In the West we hold tenaciously to the view that thought is linear, that we start at A, proceed inevitably to B, and continue in that mode. Yet none of us experience it that way. With the best will in the world, we cannot hold our minds on such a strict rein. They are always straying from the path. Do we cling to the illusion of a direct path because we believe that progress is inevitable if we don’t allow ourselves to be distracted? We are such firm believers in step-by-step guides, even though none of us has managed to follow instructions in the right order.  At any given moment a flood of thoughts clamors for our attention. Yet I have never managed to spot what enables one thought to triumph over all the others, nor what makes it cede its place to another random zealot.

The older I get the more resigned I am to the fact that I do not and cannot think straight, even though I probably have more tenacity than many people I know. Even my attempt to capture these thoughts and set them down on the page was interrupted by an urge to make a note of a phone call that must be made the day-after-tomorrow (I succumbed to this), a vague memory that there was ironing to do (I turned my metaphorical back on this one), a notion that this might be a really good moment to paint (when I’ve finished writing, maybe), and I had been sitting there only five minutes. My mind is a maelstrom.

I tried to observe what was going on in my mind so that I could unmask the enormous pull that happens each time I decide to devote myself completely to some activity.

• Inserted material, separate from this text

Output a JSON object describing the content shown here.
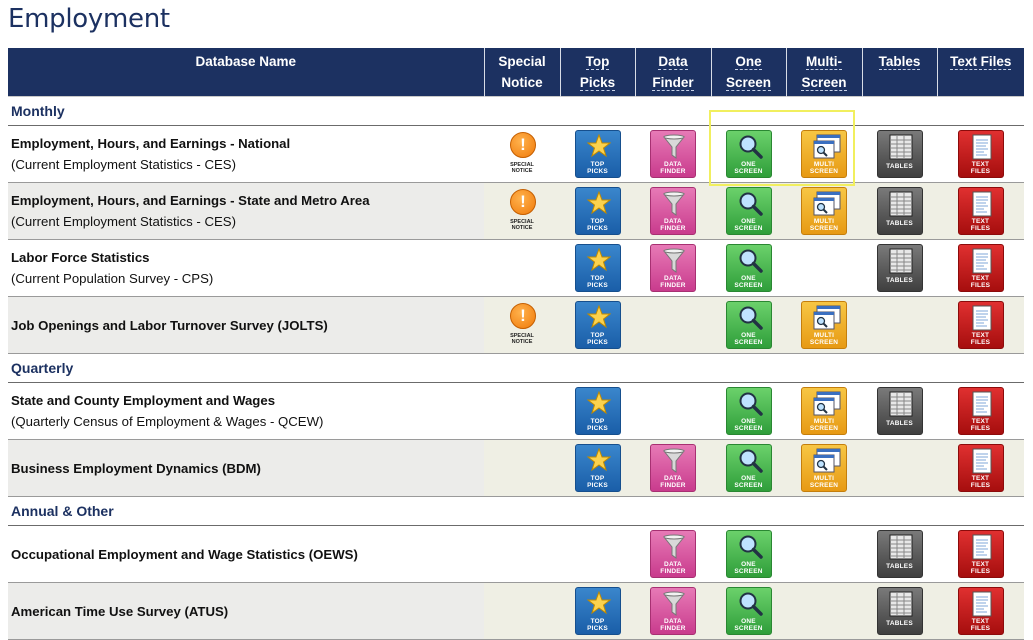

Even as short a time as two minutes into whatever it is, I usually look for ways to cut out and take care of something else. Not that I abandon what I am doing forever, but I don’t stick with it. My mind seeks to escape what it has told me it would like to do now. Any excuse will suffice. The message that seeps into my consciousness on this day is that the hood of the jacket I have just washed and hung in the bathroom might have slipped off the rail into the bath and so I ought to go and check up on it. I know full well that my underlying aim is to penetrate as deeply as possible into whatever is in front of me and that this is not going to happen if I keep behaving like a butterfly. What on earth is it that perpetuates such ridiculous behavior?

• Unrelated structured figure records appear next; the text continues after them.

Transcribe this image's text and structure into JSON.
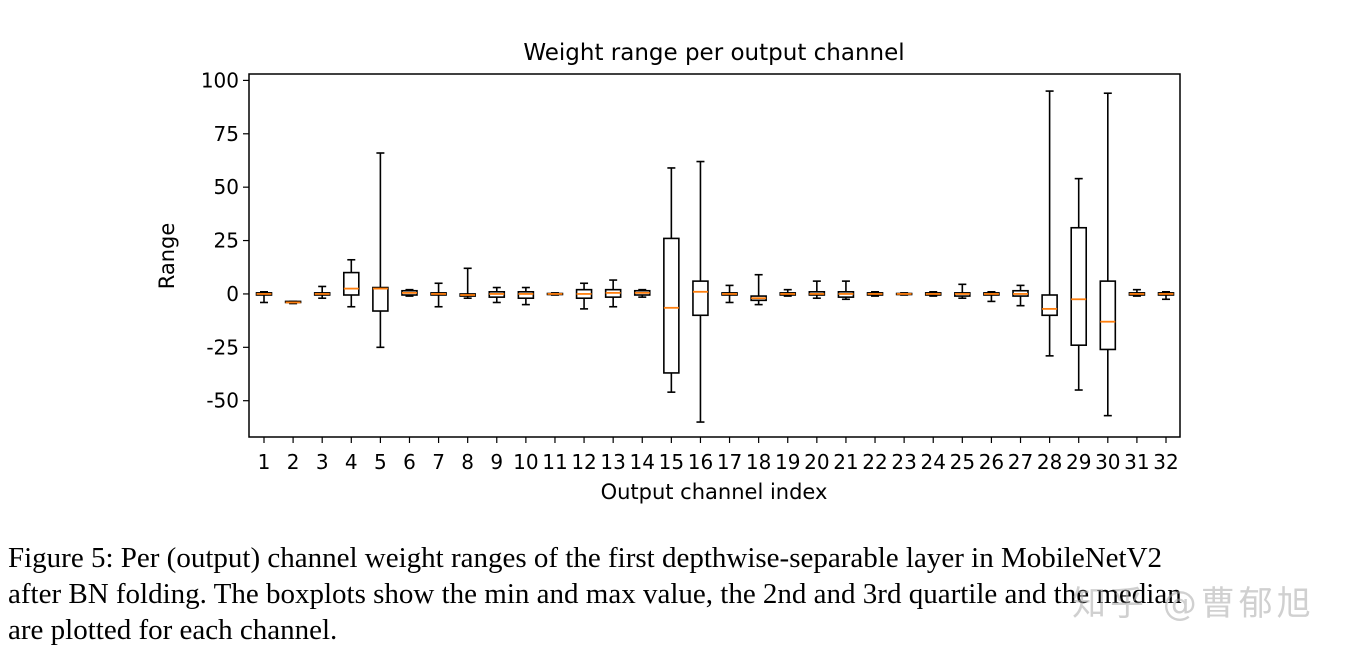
{
  "chart_data": {
    "type": "boxplot",
    "title": "Weight range per output channel",
    "xlabel": "Output channel index",
    "ylabel": "Range",
    "ylim": [
      -67,
      103
    ],
    "yticks": [
      100,
      75,
      50,
      25,
      0,
      -25,
      -50
    ],
    "categories": [
      "1",
      "2",
      "3",
      "4",
      "5",
      "6",
      "7",
      "8",
      "9",
      "10",
      "11",
      "12",
      "13",
      "14",
      "15",
      "16",
      "17",
      "18",
      "19",
      "20",
      "21",
      "22",
      "23",
      "24",
      "25",
      "26",
      "27",
      "28",
      "29",
      "30",
      "31",
      "32"
    ],
    "boxes": [
      {
        "min": -4,
        "q1": -0.5,
        "median": 0,
        "q3": 0.5,
        "max": 1
      },
      {
        "min": -4.5,
        "q1": -4,
        "median": -4,
        "q3": -3.5,
        "max": -3.5
      },
      {
        "min": -2,
        "q1": -0.5,
        "median": 0,
        "q3": 0.5,
        "max": 3.5
      },
      {
        "min": -6,
        "q1": -0.5,
        "median": 2.5,
        "q3": 10,
        "max": 16
      },
      {
        "min": -25,
        "q1": -8,
        "median": 2.5,
        "q3": 3,
        "max": 66
      },
      {
        "min": -1,
        "q1": -0.5,
        "median": 0.5,
        "q3": 1.5,
        "max": 2
      },
      {
        "min": -6,
        "q1": -0.5,
        "median": 0,
        "q3": 0.5,
        "max": 5
      },
      {
        "min": -2,
        "q1": -1,
        "median": -0.5,
        "q3": 0,
        "max": 12
      },
      {
        "min": -4,
        "q1": -1.5,
        "median": 0,
        "q3": 1,
        "max": 3
      },
      {
        "min": -5,
        "q1": -2,
        "median": 0,
        "q3": 1,
        "max": 3
      },
      {
        "min": -0.5,
        "q1": -0.2,
        "median": 0,
        "q3": 0.2,
        "max": 0.5
      },
      {
        "min": -7,
        "q1": -2,
        "median": 0,
        "q3": 2,
        "max": 5
      },
      {
        "min": -6,
        "q1": -1.5,
        "median": 0.5,
        "q3": 2,
        "max": 6.5
      },
      {
        "min": -1.5,
        "q1": -0.5,
        "median": 0.5,
        "q3": 1.5,
        "max": 2
      },
      {
        "min": -46,
        "q1": -37,
        "median": -6.5,
        "q3": 26,
        "max": 59
      },
      {
        "min": -60,
        "q1": -10,
        "median": 1,
        "q3": 6,
        "max": 62
      },
      {
        "min": -4,
        "q1": -0.5,
        "median": 0,
        "q3": 0.5,
        "max": 4
      },
      {
        "min": -5,
        "q1": -3,
        "median": -2,
        "q3": -1,
        "max": 9
      },
      {
        "min": -1,
        "q1": -0.5,
        "median": 0,
        "q3": 0.5,
        "max": 2
      },
      {
        "min": -2,
        "q1": -0.5,
        "median": 0,
        "q3": 1,
        "max": 6
      },
      {
        "min": -2.5,
        "q1": -1.5,
        "median": 0,
        "q3": 1,
        "max": 6
      },
      {
        "min": -1,
        "q1": -0.5,
        "median": 0,
        "q3": 0.5,
        "max": 1
      },
      {
        "min": -0.5,
        "q1": -0.2,
        "median": 0,
        "q3": 0.2,
        "max": 0.5
      },
      {
        "min": -1,
        "q1": -0.5,
        "median": 0,
        "q3": 0.5,
        "max": 1
      },
      {
        "min": -2,
        "q1": -1,
        "median": 0,
        "q3": 0.5,
        "max": 4.5
      },
      {
        "min": -3.5,
        "q1": -0.5,
        "median": 0,
        "q3": 0.5,
        "max": 1
      },
      {
        "min": -5.5,
        "q1": -1,
        "median": 0,
        "q3": 1.5,
        "max": 4
      },
      {
        "min": -29,
        "q1": -10,
        "median": -7,
        "q3": -0.5,
        "max": 95
      },
      {
        "min": -45,
        "q1": -24,
        "median": -2.5,
        "q3": 31,
        "max": 54
      },
      {
        "min": -57,
        "q1": -26,
        "median": -13,
        "q3": 6,
        "max": 94
      },
      {
        "min": -1,
        "q1": -0.5,
        "median": 0,
        "q3": 0.5,
        "max": 2
      },
      {
        "min": -2.5,
        "q1": -0.5,
        "median": 0,
        "q3": 0.5,
        "max": 1
      }
    ],
    "colors": {
      "box": "#000000",
      "median": "#ff7f0e"
    }
  },
  "caption": {
    "line1": "Figure 5: Per (output) channel weight ranges of the first depthwise-separable layer in MobileNetV2",
    "line2": "after BN folding. The boxplots show the min and max value, the 2nd and 3rd quartile and the median",
    "line3": "are plotted for each channel."
  },
  "watermark": "知乎 @曹郁旭"
}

It is certainly not that I am incapable of long stretches of full attention. When I am occupied with something to do with my work, then I slog on for hours without a second thought. My devotion is complete when it is a question of doing something for another person but when it is for myself, it falters.

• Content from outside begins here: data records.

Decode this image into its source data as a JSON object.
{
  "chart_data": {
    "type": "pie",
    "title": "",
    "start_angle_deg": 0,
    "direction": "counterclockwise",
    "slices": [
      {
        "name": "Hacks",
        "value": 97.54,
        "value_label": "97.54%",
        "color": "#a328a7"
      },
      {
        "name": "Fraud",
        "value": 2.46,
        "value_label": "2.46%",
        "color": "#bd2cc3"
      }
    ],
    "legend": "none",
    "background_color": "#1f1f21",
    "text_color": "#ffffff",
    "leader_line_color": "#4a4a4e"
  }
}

The phenomenon arises most often when I decide to do something that I associate with a practice of attention, such as writing or painting. A tussle ensues between the part of me that has decided to commit this period of time and attention to the task, and another part that seeks to deflect it to something insignificant that can easily be done later. I am determined to watch more closely and see if I can catch sight of what continually drags me away from the present. It has to be an old habit that I have been secretly nurturing all my life. Once I see what it is, I will have the chance to relinquish it.